A heterosexual teenage male, with a new found and celebrated sexuality, will realize how awesome women can make him feel (this marks the beginning of personal growth and many political encounters with women, which will hopefully result in positive outcomes). Now, in an effort to understand homosexuality, there’ll be an attempt at empathy and he may fail miserably. In all likelihood he will recreate the experience of anal penetration, or imagine all of the sexual things he fantasizes about one day doing with a woman and supplanting the woman with a man. This will make him want to retreat into his shell like a turtle, and the bad feeling that results from this failed empathy could then easily be justified by bogus ideas of what it is to be gay.

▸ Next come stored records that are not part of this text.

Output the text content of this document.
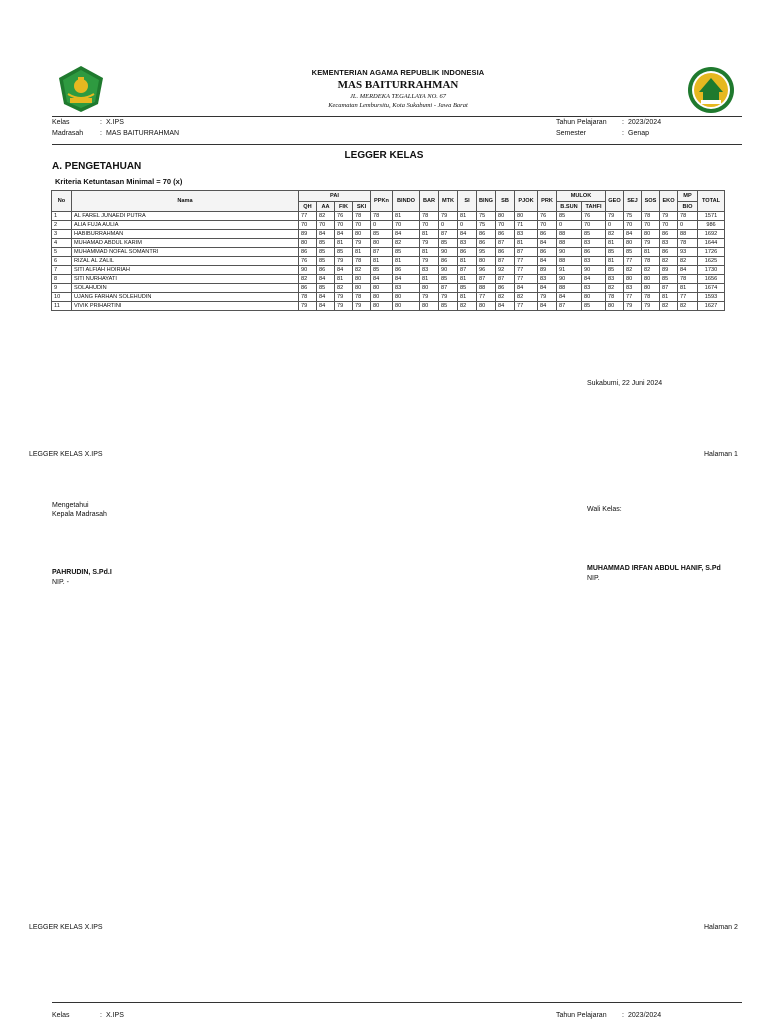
KEMENTERIAN AGAMA REPUBLIK INDONESIA
MAS BAITURRAHMAN
JL. MERDEKA TEGALLAYA NO. 67
Kecamatan Lembursitu, Kota Sukabumi - Jawa Barat
Kelas	: X.IPS
Madrasah : MAS BAITURRAHMAN
Tahun Pelajaran : 2023/2024
Semester	: Genap
LEGGER KELAS
A. PENGETAHUAN
Kriteria Ketuntasan Minimal = 70 (x)
No	Nama	PAI				PPKn	BINDO	BAR	MTK	SI	BING	SB	PJOK	PRK	MULOK		GEO	SEJ	SOS	EKO	MP	TOTAL
		QH	AA	FIK	SKI										B.SUN	TAHFI					BIO	
1	AL FAREL JUNAEDI PUTRA	77	82	76	78	78	81	78	79	81	75	80	80	76	85	76	79	75	78	79	78	1571
2	ALIA FUJA AULIA	70	70	70	70	0	70	70	0	0	75	70	71	70	0	70	0	70	70	70	0	986
3	HABIBURRAHMAN	89	84	84	80	85	84	81	87	84	86	86	83	86	88	85	82	84	80	86	88	1692
4	MUHAMAD ABDUL KARIM	80	85	81	79	80	82	79	85	83	86	87	81	84	88	83	81	80	79	83	78	1644
5	MUHAMMAD NOFAL SOMANTRI	86	85	85	81	87	85	81	90	86	95	86	87	86	90	86	85	85	81	86	93	1726
6	RIZAL AL ZALIL	76	85	79	78	81	81	79	86	81	80	87	77	84	88	83	81	77	78	82	82	1625
7	SITI ALFIAH HOIRIAH	90	86	84	82	85	86	83	90	87	96	92	77	89	91	90	85	82	82	89	84	1730
8	SITI NURHAYATI	82	84	81	80	84	84	81	85	81	87	87	77	83	90	84	83	80	80	85	78	1656
9	SOLAHUDIN	86	85	82	80	80	83	80	87	85	88	86	84	84	88	83	82	83	80	87	81	1674
10	UJANG FARHAN SOLEHUDIN	78	84	79	78	80	80	79	79	81	77	82	82	79	84	80	78	77	78	81	77	1593
11	VIVIK PRIHARTINI	79	84	79	79	80	80	80	85	82	80	84	77	84	87	85	80	79	79	82	82	1627
Sukabumi, 22 Juni 2024
LEGGER KELAS X.IPS	Halaman 1
Mengetahui
Kepala Madrasah
Wali Kelas:
PAHRUDIN, S.Pd.I
NIP. -
MUHAMMAD IRFAN ABDUL HANIF, S.Pd
NIP.
LEGGER KELAS X.IPS	Halaman 2
Kelas	: X.IPS	Tahun Pelajaran : 2023/2024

If the feeling is strong (or repulsive) enough, the quality of any further truth criteria doesn’t matter – the repulsion is his experience – his truth (I haven’t been to church in ages, but let me throw out Leviticus, and then show you this sour expression on my face).

There was a deep empathic failing here for the following reason.

The great feeling arising from the heterosexual sexuality will hinder attempts at homosexual empathy, and to a large extent, a heterosexual male will never know how awesome it feels to fall in love with another man. But this doesn’t matter. What the heterosexual person can empathize with is what it is to love somebody and be attracted to somebody. How great it is to curl up on the couch after a long and trying day with their significant other. If the empathic focus shifts from physical sex to the emotional satisfaction (or turmoil) of being in a relationship, empathy can prevail. Given time and maturity, the awkwardness elicited by thoughts of homosexual sex can also be diminished.

The problem is that homophobic ideas do focus on sex and encourage negative feelings, which in turn reinforces homophobic morality. It’s a particular problem with sex because the emotional experiences that result from our sexuality are often so powerful that there is no neutral ground – something is either very wrong or it’s very right. This is why sex is usually a major part of religion – the strong feelings of guilt (or in some cases empowerment) strengthens the underlying creed, which may force some to disband and others to cling even tighter.

I believe that a failure to empathize on this crucial issue could be addressed by mentioning sexuality in school. Firstly, it’s crucial that homosexual children can learn that there is nothing wrong with them, which is vital for their development, and secondly children/teenagers can learn some theory surrounding relationships. Obviously, there is much to be learned from experience, but some good foot holds from the beginning could be beneficial. It is perhaps time that children are shown how to empathize, because their morality depends on it.